Jeffrey Young in The Atlantic:

Based on the axiom that nobody in business or politics acts strictly out of altruism, it’s safe to assume that Duke and Wal-Mart’s board of directors concluded that backing the employer mandate would provide the company with some kind of competitive advantage. When I originally reported the story, it wasn’t immediately clear to me what that might be, though I suspected it must have had something to do with Wal-Mart’s calculation of how much money the mandate would cost them relative to other retailers.

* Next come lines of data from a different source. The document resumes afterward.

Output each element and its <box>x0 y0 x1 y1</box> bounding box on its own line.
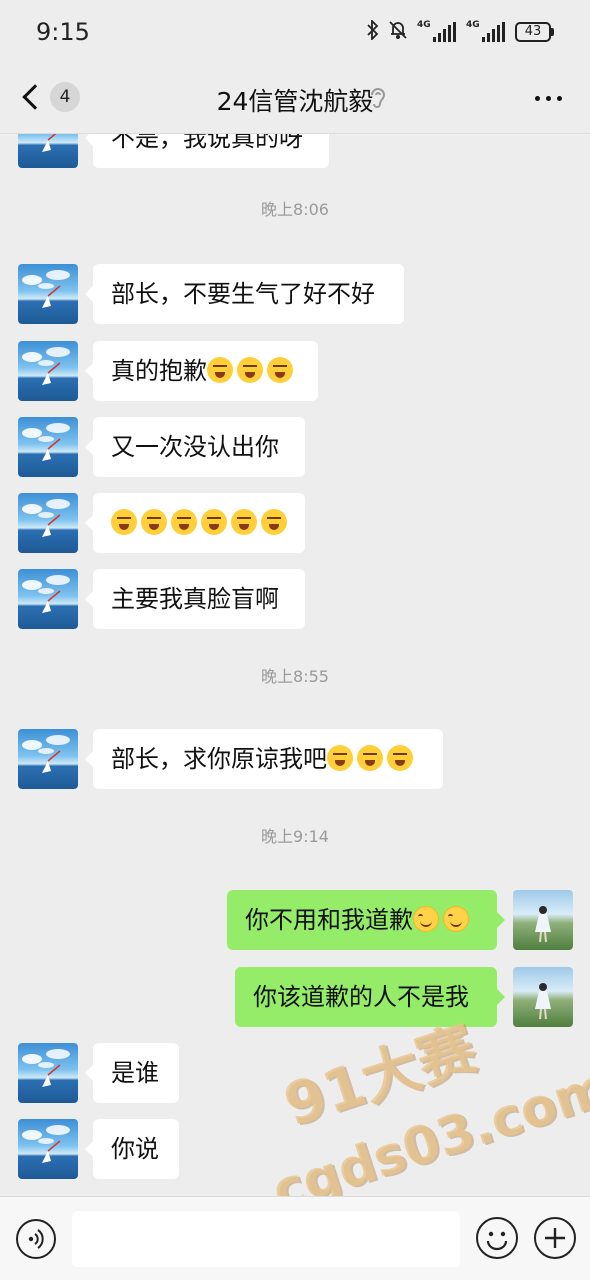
voice-button[interactable] <box>16 1219 56 1259</box>
message-input[interactable] <box>72 1211 460 1267</box>
message-text: 真的抱歉 <box>111 357 207 385</box>
message-timestamp: 晚上8:06 <box>261 200 329 219</box>
message-bubble[interactable] <box>85 493 305 553</box>
message-bubble[interactable]: 你不用和我道歉 <box>227 890 505 950</box>
message-bubble[interactable]: 部长，求你原谅我吧 <box>85 729 443 789</box>
message-bubble[interactable]: 真的抱歉 <box>85 341 318 401</box>
contact-avatar[interactable] <box>18 729 78 789</box>
received-message: 部长，求你原谅我吧 <box>0 729 590 789</box>
crying-face-emoji-icon <box>357 745 383 771</box>
crying-face-emoji-icon <box>111 509 137 535</box>
message-text: 你说 <box>111 1135 159 1163</box>
message-bubble[interactable]: 又一次没认出你 <box>85 417 305 477</box>
crying-face-emoji-icon <box>171 509 197 535</box>
contact-avatar[interactable] <box>18 569 78 629</box>
crying-face-emoji-icon <box>237 357 263 383</box>
message-text: 部长，不要生气了好不好 <box>111 280 375 308</box>
bluetooth-icon <box>367 18 379 44</box>
message-bubble[interactable]: 你该道歉的人不是我 <box>235 967 505 1027</box>
my-avatar[interactable] <box>513 890 573 950</box>
received-message: 主要我真脸盲啊 <box>0 569 590 629</box>
received-message <box>0 493 590 553</box>
message-text: 是谁 <box>111 1059 159 1087</box>
contact-avatar[interactable] <box>18 493 78 553</box>
contact-avatar[interactable] <box>18 417 78 477</box>
ear-icon <box>368 86 386 110</box>
sent-message: 你该道歉的人不是我 <box>0 967 590 1027</box>
message-bubble[interactable]: 你说 <box>85 1119 179 1179</box>
message-text: 又一次没认出你 <box>111 433 279 461</box>
received-message: 又一次没认出你 <box>0 417 590 477</box>
contact-avatar[interactable] <box>18 1119 78 1179</box>
emoji-icon <box>486 1231 508 1251</box>
message-text: 你该道歉的人不是我 <box>253 983 469 1011</box>
mute-bell-icon <box>389 20 407 44</box>
contact-avatar[interactable] <box>18 341 78 401</box>
my-avatar[interactable] <box>513 967 573 1027</box>
message-text: 你不用和我道歉 <box>245 906 413 934</box>
received-message: 你说 <box>0 1119 590 1179</box>
voice-icon <box>28 1229 44 1249</box>
signal-icon: 4G <box>417 20 456 42</box>
message-bubble[interactable]: 主要我真脸盲啊 <box>85 569 305 629</box>
chat-title: 24信管沈航毅 <box>216 87 374 116</box>
battery-icon: 43 <box>515 22 554 42</box>
status-bar: 9:15 4G 4G 43 <box>0 0 590 66</box>
sent-message: 你不用和我道歉 <box>0 890 590 950</box>
message-bubble[interactable]: 部长，不要生气了好不好 <box>85 264 404 324</box>
emoji-button[interactable] <box>476 1217 518 1259</box>
smiling-face-emoji-icon <box>443 906 469 932</box>
message-text: 主要我真脸盲啊 <box>111 585 279 613</box>
signal-icon-2: 4G <box>466 20 505 42</box>
crying-face-emoji-icon <box>327 745 353 771</box>
plus-icon <box>545 1228 565 1248</box>
received-message: 部长，不要生气了好不好 <box>0 264 590 324</box>
chat-header: 4 24信管沈航毅 <box>0 66 590 134</box>
plus-button[interactable] <box>534 1217 576 1259</box>
crying-face-emoji-icon <box>207 357 233 383</box>
crying-face-emoji-icon <box>231 509 257 535</box>
status-icons: 4G 4G 43 <box>367 18 554 44</box>
crying-face-emoji-icon <box>201 509 227 535</box>
message-text: 部长，求你原谅我吧 <box>111 745 327 773</box>
crying-face-emoji-icon <box>267 357 293 383</box>
more-button[interactable] <box>535 96 562 101</box>
received-message: 是谁 <box>0 1043 590 1103</box>
smiling-face-emoji-icon <box>413 906 439 932</box>
contact-avatar[interactable] <box>18 264 78 324</box>
input-bar <box>0 1196 590 1280</box>
received-message: 真的抱歉 <box>0 341 590 401</box>
message-bubble[interactable]: 是谁 <box>85 1043 179 1103</box>
crying-face-emoji-icon <box>141 509 167 535</box>
message-timestamp: 晚上9:14 <box>261 827 329 846</box>
crying-face-emoji-icon <box>387 745 413 771</box>
message-timestamp: 晚上8:55 <box>261 667 329 686</box>
contact-avatar[interactable] <box>18 1043 78 1103</box>
crying-face-emoji-icon <box>261 509 287 535</box>
status-time: 9:15 <box>36 18 90 46</box>
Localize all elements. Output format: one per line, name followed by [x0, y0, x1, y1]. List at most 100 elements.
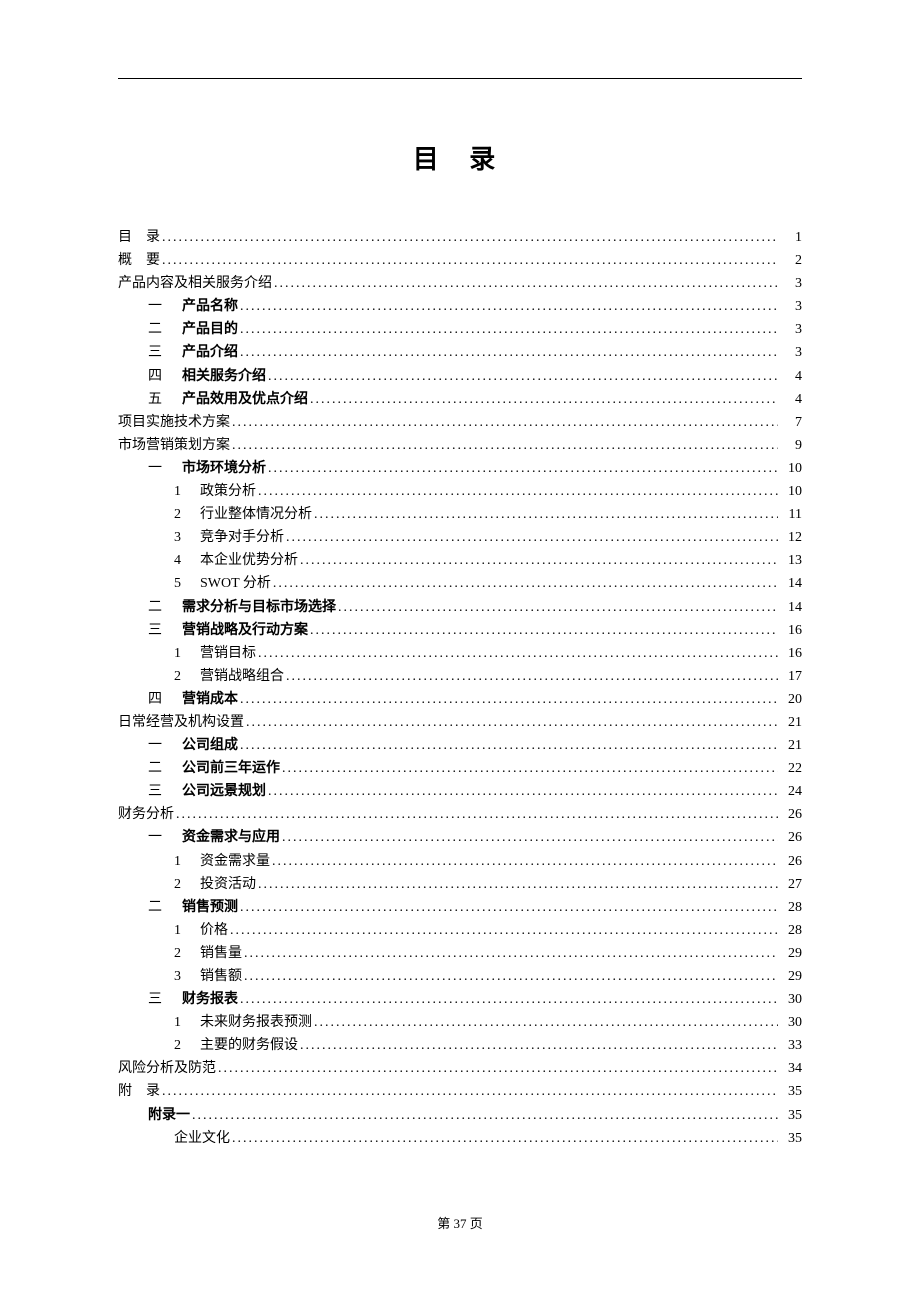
toc-entry: 风险分析及防范34: [118, 1057, 802, 1080]
toc-leader-dots: [232, 1127, 778, 1150]
toc-entry-label: 概 要: [118, 249, 160, 272]
toc-leader-dots: [268, 780, 778, 803]
toc-entry-number: 1: [174, 850, 190, 873]
toc-leader-dots: [310, 388, 778, 411]
toc-entry: 3销售额29: [118, 965, 802, 988]
toc-entry-label: 行业整体情况分析: [200, 503, 312, 526]
toc-entry-page: 4: [780, 388, 802, 411]
toc-entry-number: 1: [174, 480, 190, 503]
toc-entry-label: 价格: [200, 919, 228, 942]
toc-entry-number: 四: [148, 688, 172, 711]
toc-entry-number: 四: [148, 365, 172, 388]
toc-leader-dots: [240, 896, 778, 919]
toc-entry-page: 28: [780, 919, 802, 942]
toc-leader-dots: [218, 1057, 778, 1080]
toc-entry-page: 3: [780, 341, 802, 364]
toc-entry: 一资金需求与应用26: [118, 826, 802, 849]
toc-entry-label: 政策分析: [200, 480, 256, 503]
toc-entry-page: 35: [780, 1127, 802, 1150]
toc-entry-label: 营销战略组合: [200, 665, 284, 688]
toc-leader-dots: [338, 596, 778, 619]
toc-leader-dots: [240, 341, 778, 364]
toc-leader-dots: [258, 642, 778, 665]
toc-leader-dots: [314, 1011, 778, 1034]
toc-entry: 2行业整体情况分析11: [118, 503, 802, 526]
toc-entry-label: 附 录: [118, 1080, 160, 1103]
toc-entry-number: 一: [148, 734, 172, 757]
toc-entry-page: 24: [780, 780, 802, 803]
toc-entry-label: 产品介绍: [182, 341, 238, 364]
toc-entry-page: 14: [780, 572, 802, 595]
toc-entry-number: 2: [174, 1034, 190, 1057]
toc-entry-label: 财务报表: [182, 988, 238, 1011]
toc-entry: 目 录1: [118, 226, 802, 249]
toc-entry-page: 10: [780, 480, 802, 503]
toc-entry-number: 二: [148, 757, 172, 780]
toc-entry-number: 五: [148, 388, 172, 411]
header-rule: [118, 78, 802, 79]
toc-entry-label: 营销成本: [182, 688, 238, 711]
toc-entry: 2销售量29: [118, 942, 802, 965]
toc-entry-label: 未来财务报表预测: [200, 1011, 312, 1034]
toc-entry-page: 26: [780, 826, 802, 849]
toc-entry-label: 产品内容及相关服务介绍: [118, 272, 272, 295]
toc-entry: 一公司组成21: [118, 734, 802, 757]
toc-entry-label: 需求分析与目标市场选择: [182, 596, 336, 619]
toc-entry: 4本企业优势分析13: [118, 549, 802, 572]
toc-entry: 三财务报表30: [118, 988, 802, 1011]
toc-leader-dots: [300, 1034, 778, 1057]
toc-leader-dots: [162, 226, 778, 249]
toc-entry-label: 资金需求量: [200, 850, 270, 873]
toc-leader-dots: [230, 919, 778, 942]
toc-entry-page: 9: [780, 434, 802, 457]
toc-entry: 2营销战略组合17: [118, 665, 802, 688]
toc-leader-dots: [162, 249, 778, 272]
toc-entry-page: 33: [780, 1034, 802, 1057]
toc-entry: 二公司前三年运作 22: [118, 757, 802, 780]
toc-leader-dots: [244, 942, 778, 965]
toc-entry-label: 产品名称: [182, 295, 238, 318]
toc-entry-number: 2: [174, 665, 190, 688]
toc-entry-label: 公司前三年运作: [182, 757, 280, 780]
toc-entry-label: 本企业优势分析: [200, 549, 298, 572]
toc-leader-dots: [162, 1080, 778, 1103]
page-title: 目 录: [118, 139, 802, 176]
toc-entry-label: 公司组成: [182, 734, 238, 757]
toc-entry-label: 附录一: [148, 1104, 190, 1127]
toc-entry-page: 22: [780, 757, 802, 780]
toc-entry: 三公司远景规划24: [118, 780, 802, 803]
toc-leader-dots: [274, 272, 778, 295]
toc-entry-page: 11: [780, 503, 802, 526]
toc-entry-page: 13: [780, 549, 802, 572]
toc-entry: 产品内容及相关服务介绍 3: [118, 272, 802, 295]
toc-entry-page: 3: [780, 295, 802, 318]
toc-entry-number: 三: [148, 341, 172, 364]
toc-entry: 一市场环境分析10: [118, 457, 802, 480]
toc-entry-page: 16: [780, 619, 802, 642]
toc-entry: 市场营销策划方案9: [118, 434, 802, 457]
toc-entry-label: 产品目的: [182, 318, 238, 341]
toc-entry-label: 相关服务介绍: [182, 365, 266, 388]
toc-entry: 1价格28: [118, 919, 802, 942]
toc-leader-dots: [240, 734, 778, 757]
toc-entry: 附 录 35: [118, 1080, 802, 1103]
toc-entry: 1 政策分析 10: [118, 480, 802, 503]
page-footer: 第 37 页: [0, 1213, 920, 1232]
toc-entry: 2主要的财务假设33: [118, 1034, 802, 1057]
toc-entry-page: 26: [780, 850, 802, 873]
toc-entry-label: 市场环境分析: [182, 457, 266, 480]
toc-entry-page: 16: [780, 642, 802, 665]
toc-entry-label: 日常经营及机构设置: [118, 711, 244, 734]
toc-entry-page: 30: [780, 988, 802, 1011]
toc-leader-dots: [310, 619, 778, 642]
toc-entry-page: 3: [780, 272, 802, 295]
toc-entry-page: 35: [780, 1080, 802, 1103]
toc-entry-page: 34: [780, 1057, 802, 1080]
toc-entry-page: 35: [780, 1104, 802, 1127]
toc-entry: 一产品名称 3: [118, 295, 802, 318]
toc-entry-page: 3: [780, 318, 802, 341]
toc-entry-number: 一: [148, 295, 172, 318]
toc-leader-dots: [232, 411, 778, 434]
toc-entry: 1未来财务报表预测30: [118, 1011, 802, 1034]
toc-entry-label: SWOT 分析: [200, 572, 271, 595]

Michael Cannon, for the Cato Institute:

A couple of years ago, I shared a cab to the airport with a Wal-Mart lobbyist, who told me that Wal-Mart supports an “employer mandate.” An employer mandate is a legal requirement that employers provide a government-defined package of health benefits to their workers...But it all became clear when the lobbyist explained the reason for Wal-Mart’s position: “Target’s health-benefits costs are lower.”

I have no idea what Target’s or Wal-Mart’s health-benefits costs are.  Let’s say that Target spends $5,000 per worker on health benefits and Wal-Mart spends $10,000.  An employer mandate that requires both retail giants to spend $9,000 per worker would have no effect on Wal-Mart.  But it would cripple one of Wal-Mart’s chief competitors.

U.S. Chamber of Commerce, quoted nearly everywhere (here courtesy again, of Mr. Jeffrey Young):

The U.S. Chamber of Commerce took a pretty nasty swipe at Wal-Mart when I emailed them for a comment. Here’s the statement the Chamber’s press office sent me, attributed to James Gelfand, its senior manager for health policy: “Some businesses make the decision to use the government as a weapon against their competition. We do not agree with this method.” Ouch.